Les États-Unis ont frappé environ 140 cibles en Iran dans la nuit, une escalade militaire majeure qui a immédiatement déclenché une riposte iranienne contre plusieurs pays du Golfe. Ces frappes, annoncées par le Commandement central américain (Centcom), interviennent après l'attaque par les forces iraniennes d'un navire marchand dans le détroit d'Ormuz, qui a été abandonné en flammes par son équipage.

Selon le Centcom, les frappes américaines ont visé des installations militaires et des sites stratégiques à travers l'Iran. L'ampleur de cette opération, qualifiée de massive par les observateurs, représente l'une des plus importantes actions directes des États-Unis contre la République islamique depuis le début des tensions dans la région. Les cibles comprenaient des bases de missiles, des centres de commandement et des infrastructures logistiques utilisées par les Gardiens de la révolution.

En représailles, Téhéran a lancé dimanche 12 juillet des missiles et des drones contre ses voisins du Golfe. Cette attaque a visé plusieurs monarchies pétrolières de la région, bien que les détails précis des cibles et des dégâts n'aient pas encore été communiqués. Les pays du Golfe, qui abritent des bases militaires américaines et des infrastructures énergétiques vitales, se retrouvent une fois de plus pris dans l'escalade entre Washington et Téhéran.

Le détroit d'Ormuz, point de passage stratégique par lequel transite environ un tiers du pétrole mondial transporté par voie maritime, est devenu le théâtre de cet affrontement. L'attaque iranienne contre un navire marchand dans cette zone a été le déclencheur direct des frappes américaines. Le navire, dont la nationalité n'a pas été précisée, a été abandonné en flammes par son équipage, selon les informations disponibles.

Ces hostilités mettent une fois de plus à mal le cessez-le-feu théoriquement en vigueur entre les deux ennemis. Depuis des mois, les relations entre Washington et Téhéran oscillent entre trêves précaires et reprises des combats, sans qu'aucun accord de paix durable n'ait pu être conclu. Les frappes américaines et la riposte iranienne représentent une rupture nette de toute accalmie récente.

La communauté internationale suit avec inquiétude cette escalade. Le détroit d'Ormuz, déjà au cœur de nombreuses tensions passées, est considéré comme un point névralgique pour la sécurité énergétique mondiale. Toute perturbation du trafic maritime dans cette zone pourrait avoir des conséquences économiques immédiates sur les marchés pétroliers et l'approvisionnement énergétique de nombreux pays.
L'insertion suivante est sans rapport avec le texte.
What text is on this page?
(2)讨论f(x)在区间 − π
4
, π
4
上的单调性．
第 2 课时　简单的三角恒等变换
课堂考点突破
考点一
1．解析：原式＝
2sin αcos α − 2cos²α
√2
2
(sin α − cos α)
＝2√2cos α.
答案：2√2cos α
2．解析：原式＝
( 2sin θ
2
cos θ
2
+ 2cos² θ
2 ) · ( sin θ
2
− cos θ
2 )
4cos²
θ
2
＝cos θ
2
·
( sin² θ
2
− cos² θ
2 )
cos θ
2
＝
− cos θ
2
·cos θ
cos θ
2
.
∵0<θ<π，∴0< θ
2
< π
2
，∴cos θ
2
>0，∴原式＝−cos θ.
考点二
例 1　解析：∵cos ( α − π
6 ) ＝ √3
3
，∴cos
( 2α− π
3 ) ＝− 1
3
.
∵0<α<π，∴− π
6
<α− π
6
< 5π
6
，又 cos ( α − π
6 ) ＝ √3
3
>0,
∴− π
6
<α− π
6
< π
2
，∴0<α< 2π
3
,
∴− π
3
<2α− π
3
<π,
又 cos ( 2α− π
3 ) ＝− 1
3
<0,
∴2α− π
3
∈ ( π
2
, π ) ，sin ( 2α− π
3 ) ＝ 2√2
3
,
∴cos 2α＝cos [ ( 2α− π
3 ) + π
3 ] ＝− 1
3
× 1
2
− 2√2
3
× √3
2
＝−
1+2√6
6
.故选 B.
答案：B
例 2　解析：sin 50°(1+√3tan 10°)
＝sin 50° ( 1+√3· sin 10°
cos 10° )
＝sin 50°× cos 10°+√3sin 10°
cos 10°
Les pays du Golfe, bien que directement visés par la riposte iranienne, n'ont pas encore annoncé de réponse coordonnée. Plusieurs d'entre eux entretiennent des relations complexes avec l'Iran, oscillant entre rivalité régionale et tentatives de dialogue. Les frappes iraniennes pourraient toutefois les pousser à renforcer leur coopération sécuritaire avec les États-Unis.

Le Centcom a précisé que les opérations américaines se poursuivaient pour évaluer les dégâts infligés aux cibles iraniennes et prévenir de nouvelles attaques. De son côté, Téhéran a menacé de nouvelles représailles si les frappes américaines ne cessaient pas. La situation reste extrêmement volatile, avec un risque élevé d'embrasement régional.

Les experts en sécurité régionale soulignent que cette escalade pourrait avoir des répercussions bien au-delà du Moyen-Orient. La perturbation du détroit d'Ormuz, combinée à l'instabilité régionale, pourrait affecter les chaînes d'approvisionnement mondiales et les prix de l'énergie. Les marchés financiers ont déjà réagi avec nervosité à l'annonce des frappes.

Les prochaines heures seront cruciales pour déterminer si cette escalade peut être contenue ou si elle débouche sur un conflit ouvert entre les États-Unis et l'Iran, avec des conséquences potentiellement dévastatrices pour l'ensemble de la région. Les canaux diplomatiques, bien que fragiles, restent ouverts, mais la méfiance réciproque est à son comble.